Focus mostly on protein, fruits and vegetables: Studies show that consuming a low-carbohydrate diet not only helps in reducing weight quickly but also reduces belly fat in particular.
- Each time you eat, fill your plate with 85 to 113 grams of lean protein (approximately the size of the deck of cards).
- Most non-starchy vegetables (like peppers of different colors or peppers, tomatoes, cucumbers, brinjals, cauliflower, or lettuce) and aim to have one or two servings every time you eat. Eat one to two cups of green leafy vegetables.
- Eat one to two fruits daily. Fruits have natural sugar and they should eat about ½ cup or a medium grind of most fruits in the right porcelain size.
- Examples of lower-carb
- meals are: mix green salad with raw vegetables, 140g grilled chicken and oil-based dressing, a cup of Greek yogurt with nuts and ½ cup fruit or grilled salmon and steamed broccoli with a little salad.
Eat less grains: Foods such as bread, rice, and pasta can be part of a healthy diet, but these foods are much higher carbohydrate than other foods. Reducing them can help you stay on a low calorie diet.
- Bread, Rice, Pasta, Crackers, Chips, Tortilla, English Muffin, etc.
- Limit your food portions size to 28.3 grams or ½ cup. Do not stop taking all the grains together. Choose lots of nutritional grains that keep you full like quinoa or oatmeal.
- Also, choose 100% Whole Grain Options. These foods are rich in high fiber and other nutrients, which are a part of a healthy diet.
Quit consuming excess sugar: Studies show that sugar (especially added sugar) is one of the main reasons for increased abdominal fat.
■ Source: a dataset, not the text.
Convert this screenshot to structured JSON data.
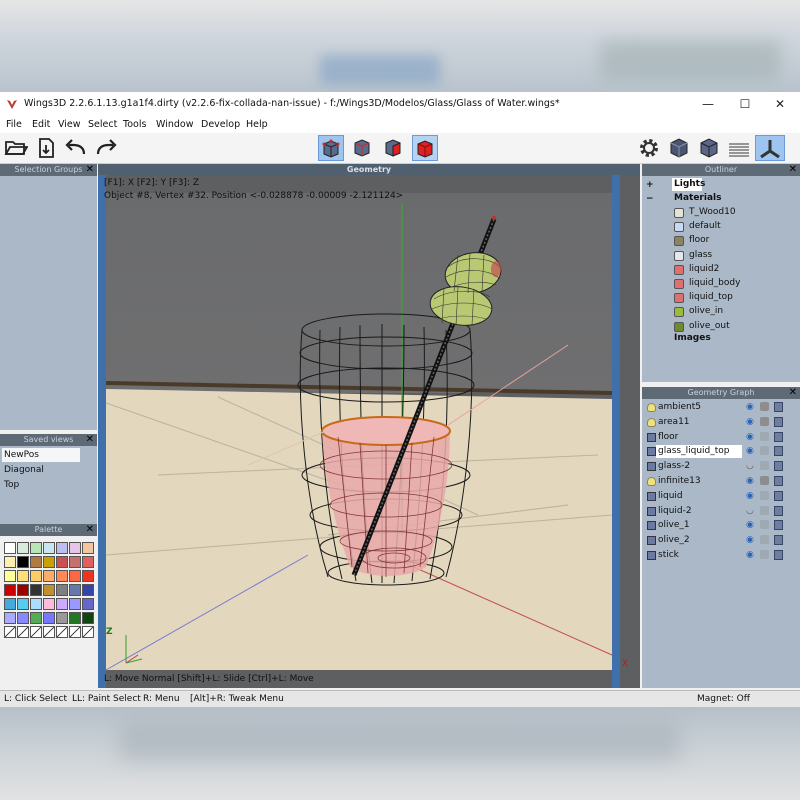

Take high-sugar foods to a minimum.
- Added sugar is the sugar that companies add during the manufacturing process. For example, cookies and ice cream not only contain added sugar, but items like crackers, juices, pasta, and sauces also contain a lot of added sugar.
- Natural sugar is not added and it is found naturally in foods. For example, fruits contain little sugar but are natural sugar. Natural sugar foods are the best choice because they usually contain a lot of essential nutrients.
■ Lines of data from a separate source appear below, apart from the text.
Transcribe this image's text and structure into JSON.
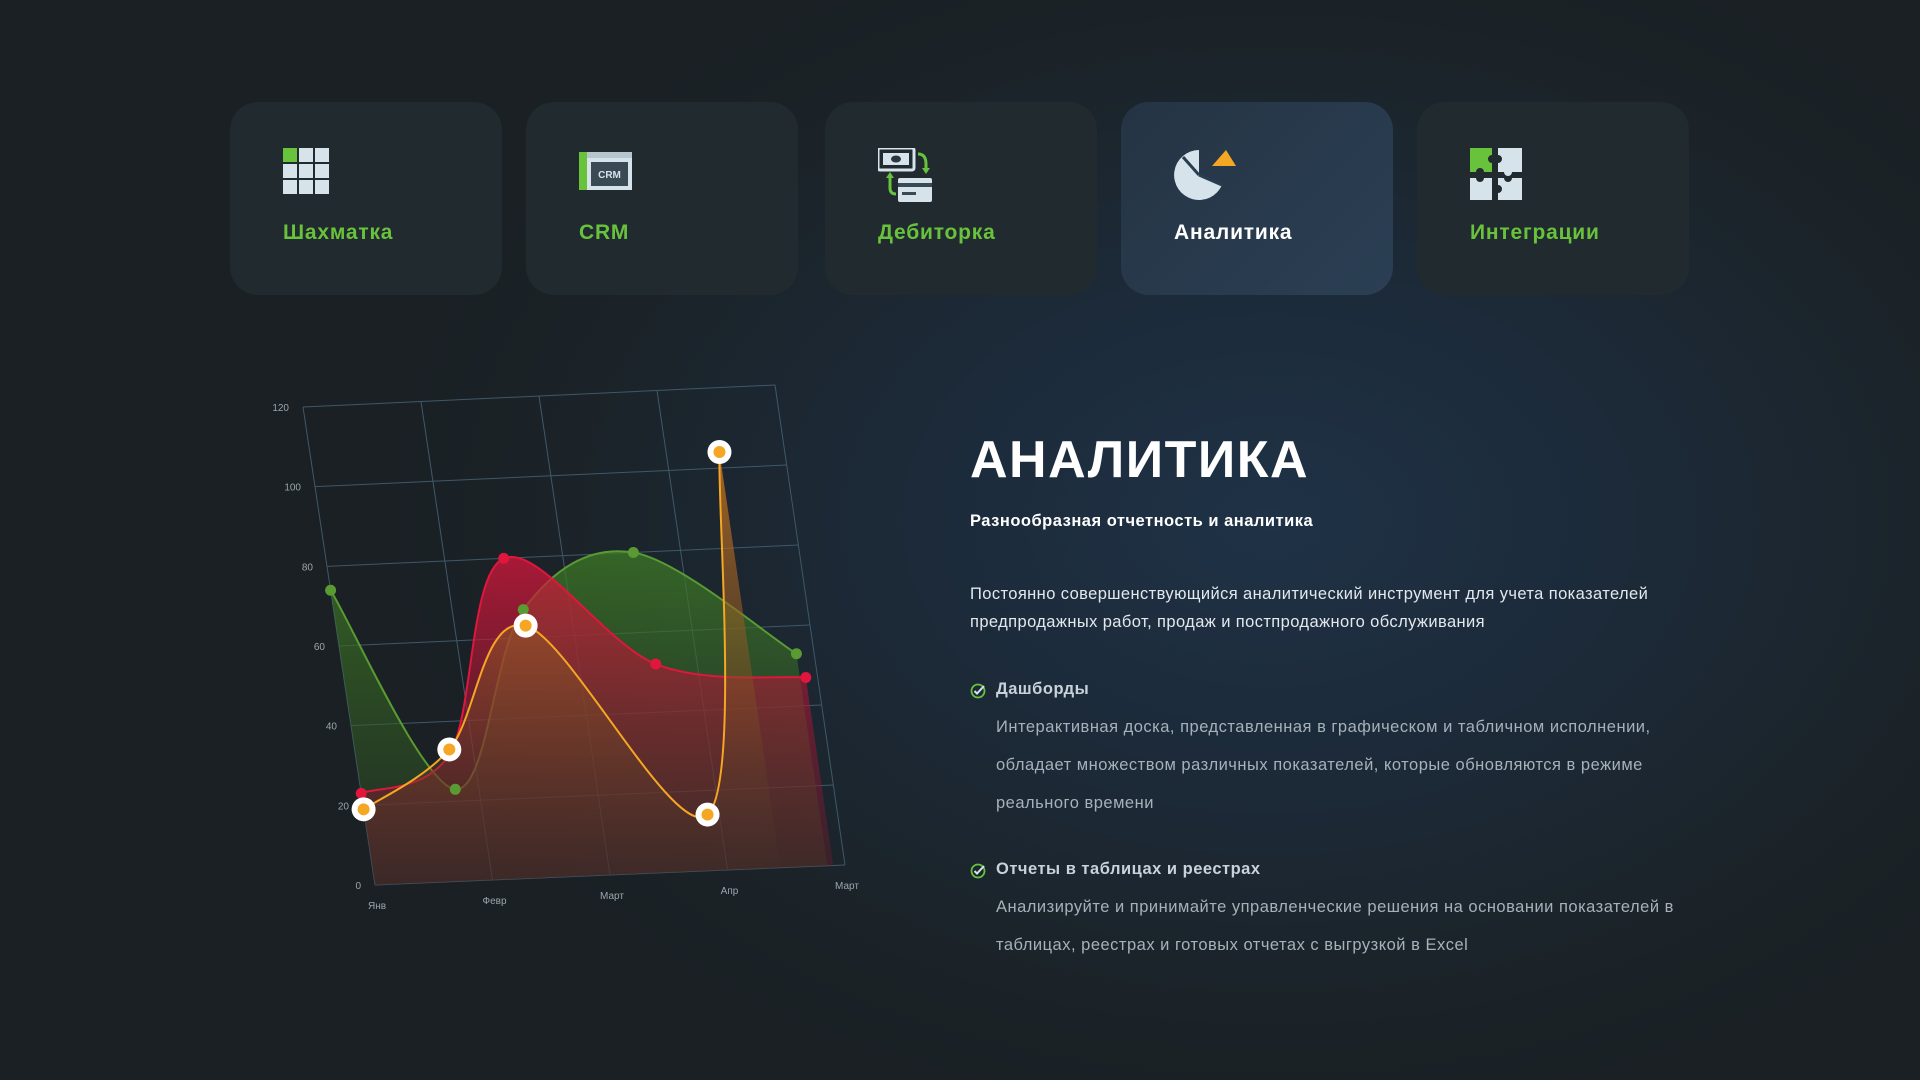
{
  "tabs": [
    {
      "label": "Шахматка",
      "icon": "grid-icon",
      "active": false
    },
    {
      "label": "CRM",
      "icon": "crm-window-icon",
      "icon_text": "CRM",
      "active": false
    },
    {
      "label": "Дебиторка",
      "icon": "money-transfer-icon",
      "active": false
    },
    {
      "label": "Аналитика",
      "icon": "pie-chart-icon",
      "active": true
    },
    {
      "label": "Интеграции",
      "icon": "puzzle-icon",
      "active": false
    }
  ],
  "colors": {
    "accent_green": "#68c23c",
    "icon_light": "#d6e3ea",
    "series_green": "#5a9a32",
    "series_red": "#e0163c",
    "series_orange": "#f5a623"
  },
  "main": {
    "title": "АНАЛИТИКА",
    "subtitle": "Разнообразная отчетность и аналитика",
    "description": "Постоянно совершенствующийся аналитический инструмент для учета показателей предпродажных работ, продаж и постпродажного обслуживания",
    "features": [
      {
        "title": "Дашборды",
        "text": "Интерактивная доска, представленная в графическом и табличном исполнении, обладает множеством различных показателей, которые обновляются в режиме реального времени"
      },
      {
        "title": "Отчеты в таблицах и реестрах",
        "text": "Анализируйте и принимайте управленческие решения на основании показателей в таблицах, реестрах и готовых отчетах с выгрузкой в Excel"
      }
    ]
  },
  "chart_data": {
    "type": "area",
    "categories": [
      "Янв",
      "Февр",
      "Март",
      "Апр",
      "Март"
    ],
    "y_ticks": [
      0,
      20,
      40,
      60,
      80,
      100,
      120
    ],
    "ylim": [
      0,
      120
    ],
    "grid": true,
    "perspective": "3d-tilted",
    "series": [
      {
        "color": "#5a9a32",
        "x": [
          0,
          0.8,
          1.6,
          2.6,
          3.85
        ],
        "values": [
          74,
          23,
          67,
          80,
          53
        ]
      },
      {
        "color": "#e0163c",
        "x": [
          0,
          0.8,
          1.5,
          2.65,
          3.9
        ],
        "values": [
          23,
          32,
          80,
          52,
          47
        ]
      },
      {
        "color": "#f5a623",
        "x": [
          0,
          0.8,
          1.6,
          2.9,
          3.45
        ],
        "values": [
          19,
          33,
          63,
          14,
          104
        ]
      }
    ]
  }
}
- Make a habit of reading and using food labels and beware of the hidden sugar in packaged foods. Be aware of different names of added sugar and remember that sugar can be found in many different forms in the same product.
- If you have a habit of overeating sweet, choose healthy options like honey, dark chocolate, dry fruits, and Greek yogurt to calm your craving.
Drink plenty of water. It is very important to stay hydrated to maintain normal body functions and studies show that drinking plenty of water can help in reducing weight quickly.
- This is because drinking water keeps your stomach full, which makes you eat less.
- Make a goal to drink at least 8 to 13 glasses of water every day. Drinking 1 to 2 glasses of water before every meal helps to reduce hunger and fills the stomach quickly.